Había recuperado el diario, pero aún estaba preocupado. Le parecía extraño que los norteamericanos hubieran accedido tan fácilmente a su petición de acompañar a los pacientes que no era posible sacar de la
Constitution
porque estaban muy graves, sólo Jack y dos artilleros mayores que hacía una semana habían sido sepultados en el mar, que habían sido arrojados por la borda mientras la fragata estaba detenida y la campana tocaba a muerto. ¿Habría caído en una trampa? ¿Cuál era la verdadera identidad de los pasajeros que habían embarcado en Salvador con destino a Boston? Uno era, sin duda, un funcionario consular. Era un hombrecillo estúpido que sólo se preocupaba de su exuberante bigote, un político mediocre a quien no le importaba que el mundo fuera a la ruina con tal de que los republicanos se mantuvieran en el poder. Los otros dos eran franceses. Uno era un hombre bajo, de mediana edad, con el pelo cano y la tez amarillenta y estaba vestido con ropa muy usada, con las medias que Franklin había puesto de moda en París muchos años atrás y una chaqueta azul grisáceo. Casi nunca subía a cubierta, y cuando lo hacía, siempre se mareaba y vomitaba por la borda, generalmente por el costado de barlovento. El otro era un hombre alto, un civil con aspecto de militar apellidado Pontet-Canet. A primera vista parecía tan vanidoso como el joven funcionario consular e incluso más locuaz y estúpido, pero Stephen dudaba que fuera así. También dudaba si le había visto antes en otro lugar. ¿En París? ¿En Barcelona? ¿En Tolón? Si le había visto antes, indudablemente había sido sin ese bigote negro azabache. Pero él había visto a mucha gente y había muchos franceses altos y vanidosos que se teñían el pelo y hablaban con el fuerte acento borgoñón. Un espía necesitaba tener una excelente memoria… y también necesitaba un diario que supliera sus inevitables fallos.
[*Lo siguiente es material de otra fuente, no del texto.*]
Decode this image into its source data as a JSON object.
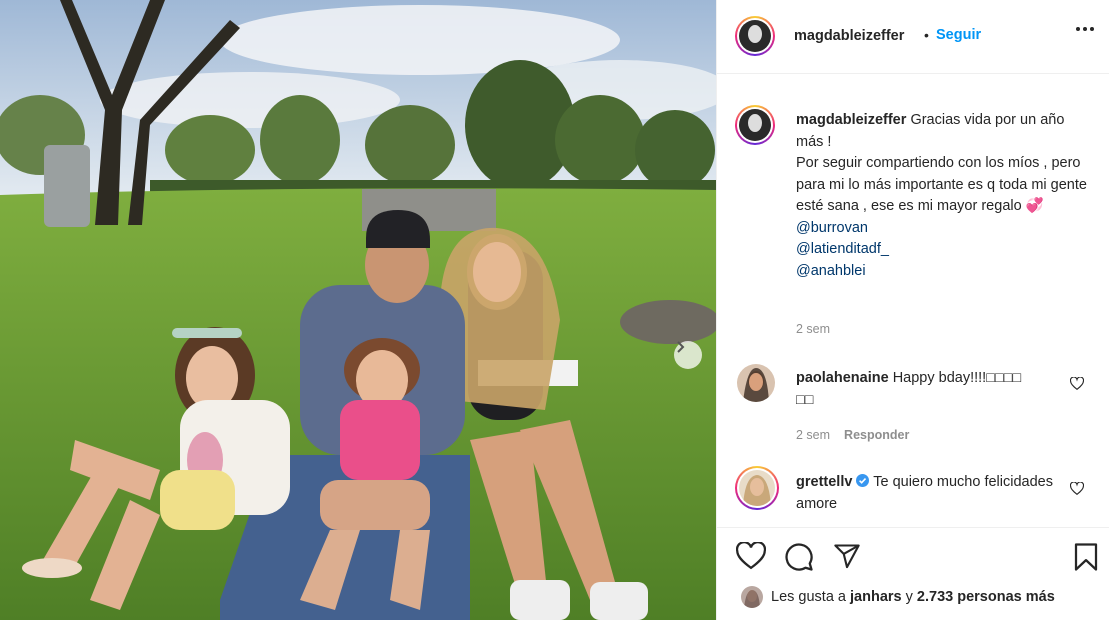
{
  "post": {
    "author": "magdableizeffer",
    "follow_label": "Seguir",
    "follow_dot": "•"
  },
  "caption": {
    "username": "magdableizeffer",
    "line1": "Gracias vida por un año más !",
    "line2": "Por seguir compartiendo con los míos , pero para mi lo más importante es q toda mi gente esté sana , ese es mi mayor regalo",
    "emoji": "💞",
    "mentions": [
      "@burrovan",
      "@latienditadf_",
      "@anahblei"
    ],
    "time": "2 sem"
  },
  "comments": [
    {
      "username": "paolahenaine",
      "text": "Happy bday!!!!",
      "emojis_line1": "□□□□",
      "emojis_line2": "□□",
      "time": "2 sem",
      "reply_label": "Responder"
    },
    {
      "username": "grettellv",
      "verified": true,
      "text": "Te quiero mucho felicidades amore"
    }
  ],
  "likes": {
    "prefix": "Les gusta a",
    "user": "janhars",
    "conjunction": "y",
    "count_text": "2.733 personas más"
  },
  "icons": {
    "more": "more-options-icon",
    "like": "heart-icon",
    "comment": "comment-icon",
    "share": "paper-plane-icon",
    "save": "bookmark-icon",
    "next": "chevron-right-icon",
    "verified": "verified-badge-icon"
  },
  "colors": {
    "link": "#0095f6",
    "mention": "#00376b",
    "muted": "#8e8e8e",
    "verified": "#3897f0"
  }
}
Stephen había estado hojeando un ejemplar de la Biblia que una asociación religiosa de Boston había puesto en su cabina y en todas las demás cabinas de la fragata y se le habían quedado grabados dos versículos: «Los malvados huyen adonde nadie pueda perseguirles» y «La caída de un mentiroso es como la caída desde un tejado». Un espía no era necesariamente un malvado, pero gran parte de su vida era necesariamente una mentira. Una vez más Stephen sintió un profundo hastío y no le molestó en absoluto oír en ese momento la voz de Pontet-Canet dándole los buenos días.

El francés comía en la sala de oficiales y a menudo conversaba con Stephen en un inglés fluido pero con un acento raro, un acento muy fuerte. Después de hablar del tiempo y de la probable composición de la próxima comida, hablaron de América, del Nuevo Mundo, en buena parte vacío y salvaje.